Depuis ses débuts, Auri s’est imposé comme un projet parallèle singulier, loin des fastes de Nightwish, où Johanna Kurkela, Tuomas Holopainen et Troy Donockley donnent libre cours à une musique intime et sensorielle. Avec “III – Candles & Beginnings”, le trio franchit un cap : non pas en changeant de direction, mais en affinant son art de la narration, dans une atmosphère qui ressemble à une clairière hors du temps.
Le début de l’album a quelque chose de fantomatique, presque vaporeux. 'The Invisible Gossamer Bridge' se déploie comme une scène de film de Tim Burton : brumes, silhouettes évanescentes, lueurs dans l’obscurité. La voix cristalline de Johanna flotte entre ombre et lumière, comme provenant d’un monde parallèle. 'The Apparition Speaks' et 'I Will Have Language' poursuivent ce climat spectral, jouant sur des textures étranges et mystérieuses qui laissent l’auditeur suspendu entre fascination et inquiétude.
Puis, par touches progressives, la lumière s’installe. 'Oh, Lovely Oddities' apporte un charme espiègle, avant que 'Libraries Of Love' n’ouvre une respiration solaire, délicatement orchestrée. À mesure que l’album avance, les paysages sonores gagnent en densité : 'Blakey Ridge', inspiré d’un lieu cher au groupe, prend des allures de souvenir intime, tandis que 'Helios' s’élève comme une incantation tournée vers le ciel.
La montée en intensité culmine avec 'Shieldmaiden', pièce maîtresse du disque, où la force évocatrice d’Auri atteint un sommet. Enfin, 'A Boy Travelling With His Mother' referme l’album sur une fresque longue et hypnotique, véritable voyage intérieur où se mêlent fragilité et grandeur. Ce final agit comme une épreuve sensorielle, condensant toute la poésie et la profondeur du projet.
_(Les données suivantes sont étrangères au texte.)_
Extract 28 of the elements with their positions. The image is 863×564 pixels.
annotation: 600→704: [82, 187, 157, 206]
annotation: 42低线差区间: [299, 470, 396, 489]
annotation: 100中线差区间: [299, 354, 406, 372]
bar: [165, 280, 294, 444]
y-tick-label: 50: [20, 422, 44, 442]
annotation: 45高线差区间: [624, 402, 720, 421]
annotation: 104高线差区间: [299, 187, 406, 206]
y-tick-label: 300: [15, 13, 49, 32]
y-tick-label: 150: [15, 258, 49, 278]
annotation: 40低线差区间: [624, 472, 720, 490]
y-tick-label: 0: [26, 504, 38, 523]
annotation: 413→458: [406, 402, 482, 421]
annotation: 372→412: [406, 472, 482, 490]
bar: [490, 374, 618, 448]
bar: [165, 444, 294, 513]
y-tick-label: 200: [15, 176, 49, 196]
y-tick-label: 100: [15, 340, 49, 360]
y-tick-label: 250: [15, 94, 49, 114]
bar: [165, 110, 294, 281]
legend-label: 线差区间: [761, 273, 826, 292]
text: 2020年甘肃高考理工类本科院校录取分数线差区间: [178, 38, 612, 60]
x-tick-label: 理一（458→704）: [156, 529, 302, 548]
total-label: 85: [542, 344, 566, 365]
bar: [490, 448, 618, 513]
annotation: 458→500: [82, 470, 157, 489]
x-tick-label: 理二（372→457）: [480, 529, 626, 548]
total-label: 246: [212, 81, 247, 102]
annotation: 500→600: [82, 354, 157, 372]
Ce troisième opus se distingue moins par une recherche de contraste que par une cohérence envoûtante. Auri maîtrise désormais parfaitement l’art de suggérer : chaque morceau est une vignette sonore qui esquisse une histoire, un lieu, une émotion. Plus qu’une succession de chansons, “III – Candles & Beginnings” s’impose comme un récit musical, à la fois éthéré et viscéral, où la beauté se révèle dans le détail.
En définitive, “III – Candles & Beginnings” confirme la singularité d’Auri. C’est un album finement ciselé, empreint de délicatesse et d’étrangeté, qui enveloppe l’auditeur dans une bulle sonore où le temps s’étire. Mais c’est aussi une œuvre qui demande de l’abandon : celui qui cherche des refrains immédiats ou une énergie frontale risque de rester à distance. Plus proche d’une expérience contemplative que d’un disque fédérateur, ce troisième chapitre séduira surtout ceux qui se laissent happer par son atmosphère vaporeuse et son imaginaire narratif. Pour les autres, il restera sans doute une curiosité, belle mais insaisissable.